3. Birinci Nokta – 2. Ders
Birinci noktanın mütalaasına devam ediyoruz:
ثم أراد sonra istedi بعد ازالةِ izalesinden sonra تلك السقامةِ bu hastalığın أن يقتديَ tabi olmayı ببعضِ عُظماءِ اهلِ الحقيقة ehl-i hakikatin bir kısım büyüklerine المتوجهين الى الحقيقة hakikate yönelen بالعقل والقلب akıl ve kalple.
Sonra -bu hastalığın izalesinden sonra- hakikate akıl ve kalple yönelen ehl-i hakikatin bir kısım büyüklerine tabi olmayı istedi.
فرأى أنّ sonra gördü ki لكلٍ من اولئك العظماءِ o büyüklerden her biri için vardır خاصيّةً جاذبةً cazibedar bir özellik خاصةً به ona mahsus.
Sonra gördü ki: O büyüklerden her birinin kendine mahsus cazibedar bir özelliği var.
فتشوّش karıştı الامرُ iş عليه ona (Eski Said’e) في ترجيح tercihi hususunda بعضِهم على بعض onlardan bir kısmının bir kısmına.
Onlardan bir kısmını bir kısmına tercih hususunda iş ona (Eski Said’e) karıştı.
فتخطّر sonra hutur etti على قلبه kalbine بعد ما تصوّر hatırladıktan sonra… ( ما masdariye) ما o şeyi في مكتوبات الامامِ الربانيِّ İmam-ı Rabbani’nin Mektubat’ında olan (o şey nedir) من أمره له غيبا gaybî olarak ona emridir ( من açıklama) (o emir de şudur) وحِّد القبلةَ tevhidi birle.
Sonra, İmam-ı Rabbani’nin Mektubat’ındaki ona gaybî bir emir olan “Kıbleyi birle!” (emrini) hatırladıktan sonra kalbine hutur etti.
— Kalbine hutur eden şey nedir?
أنّ الاستاذَ الحقيقيَّ hakiki Üstad انما هو القرآنُ o ancak Kur’an’dır ليس الا başkası değil وأنّ توحيدَ القبلةِ ve kıblenin tevhidi انما يمكن ancak mümkün olur بأستاذيَّةِ القرآنِ فقط sadece Kur’an’ın üstatlığıyla.

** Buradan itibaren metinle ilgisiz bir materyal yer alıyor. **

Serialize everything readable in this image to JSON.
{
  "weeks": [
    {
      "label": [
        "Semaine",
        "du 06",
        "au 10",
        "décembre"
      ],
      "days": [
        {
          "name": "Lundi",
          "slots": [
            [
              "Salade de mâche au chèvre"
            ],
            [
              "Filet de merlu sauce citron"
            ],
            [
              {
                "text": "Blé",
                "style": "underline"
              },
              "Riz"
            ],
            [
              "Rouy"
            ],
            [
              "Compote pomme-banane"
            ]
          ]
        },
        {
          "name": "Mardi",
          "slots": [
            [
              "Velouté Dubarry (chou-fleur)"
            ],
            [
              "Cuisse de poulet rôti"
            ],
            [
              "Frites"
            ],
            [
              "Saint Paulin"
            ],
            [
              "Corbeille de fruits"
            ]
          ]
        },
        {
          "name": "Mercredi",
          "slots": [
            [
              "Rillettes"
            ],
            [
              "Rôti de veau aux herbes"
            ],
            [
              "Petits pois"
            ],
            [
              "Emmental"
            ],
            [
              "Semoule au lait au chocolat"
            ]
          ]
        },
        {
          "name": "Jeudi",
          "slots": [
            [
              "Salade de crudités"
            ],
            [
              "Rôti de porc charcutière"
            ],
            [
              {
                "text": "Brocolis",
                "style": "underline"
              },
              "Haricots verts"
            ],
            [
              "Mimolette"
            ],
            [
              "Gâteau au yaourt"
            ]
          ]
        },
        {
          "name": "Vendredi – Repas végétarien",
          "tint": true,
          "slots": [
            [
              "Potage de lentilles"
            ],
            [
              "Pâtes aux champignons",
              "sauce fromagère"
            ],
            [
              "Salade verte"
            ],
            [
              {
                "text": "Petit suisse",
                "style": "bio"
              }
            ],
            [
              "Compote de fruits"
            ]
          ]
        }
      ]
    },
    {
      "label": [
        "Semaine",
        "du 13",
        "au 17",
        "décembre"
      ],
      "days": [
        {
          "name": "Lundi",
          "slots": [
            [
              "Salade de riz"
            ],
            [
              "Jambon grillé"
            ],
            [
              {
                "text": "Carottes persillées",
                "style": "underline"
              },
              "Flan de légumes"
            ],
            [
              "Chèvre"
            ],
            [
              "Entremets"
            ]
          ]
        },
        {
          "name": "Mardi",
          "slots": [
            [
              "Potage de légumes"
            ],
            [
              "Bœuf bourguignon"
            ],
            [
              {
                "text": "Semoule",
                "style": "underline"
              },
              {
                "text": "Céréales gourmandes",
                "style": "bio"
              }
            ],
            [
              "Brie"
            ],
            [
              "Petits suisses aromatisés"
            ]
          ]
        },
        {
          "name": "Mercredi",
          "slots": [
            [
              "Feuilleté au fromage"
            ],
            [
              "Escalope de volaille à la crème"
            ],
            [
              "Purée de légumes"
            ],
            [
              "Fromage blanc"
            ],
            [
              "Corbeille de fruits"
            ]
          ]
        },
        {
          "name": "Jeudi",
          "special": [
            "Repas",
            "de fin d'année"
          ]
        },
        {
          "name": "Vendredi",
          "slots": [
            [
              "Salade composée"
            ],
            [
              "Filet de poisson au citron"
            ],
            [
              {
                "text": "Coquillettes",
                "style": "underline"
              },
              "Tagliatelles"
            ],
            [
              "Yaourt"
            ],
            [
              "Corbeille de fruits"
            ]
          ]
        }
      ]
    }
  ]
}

(Kalbine şu mana hutur etti): Hakiki üstad, o ancak Kur’andır, başkası değil. Ve kıblenin tevhidi (yani kıbleyi birlemek) ancak sadece Kur’an’ın üstatlığıyla mümkün olur.
İzah: Bu hadise Bediüzzaman Hazretlerinin Mektubat’ında şöyle geçiyor:
Bundan otuz sene evvel, Eski Said’in gafil kafasına müthiş tokatlar indi, اَلْمَوْتُ حَقٌّ (Ölüm haktır.) kaziyesini düşündü. Kendini bataklık çamurunda gördü. Medet istedi, bir yol aradı, bir halaskâr taharri etti.
Gördü ki yollar muhtelif; tereddütte kaldı. Gavs-ı Âzam olan Şeyh-i Geylânî (r.a.)’ın “Fütûhu’l-Gayb” namındaki kitabıyla tefe’ül etti. Tefe’ülde şu çıktı:
اَنْتَ فِى دَارِ الْحِكْمَةِ فَاطْلُبْ طَبِيبًا يُدَاوِى قَلْبَكَ (Sen dârü’l-hikmettesin; önce kalbini tedavi edecek bir tabip ara.)
Aciptir ki o vakit ben Dârü’l-Hikmeti’l-İslamiye azası idim. Güya ehl-i İslam’ın yaralarını tedaviye çalışan bir hekim idim. Hâlbuki en ziyade hasta bendim. Hasta evvela kendine bakmalı; sonra hastalara bakabilir.
İşte Hazreti Şeyh bana der ki: Sen kendin hastasın. Kendine bir tabip ara.
Ben dedim: Sen tabibim ol.
Tuttum, kendimi ona muhatap addederek o kitabı bana hitap ediyor gibi okudum. Fakat kitabı çok şiddetliydi. Gururumu dehşetli kırıyordu. Nefsimde şiddetli ameliyat-ı cerrahiye yaptı. Dayanamadım, yarısına kadar kendimi ona muhatap ederek okudum; bitirmeye tahammülüm kalmadı. O kitabı dolaba koydum.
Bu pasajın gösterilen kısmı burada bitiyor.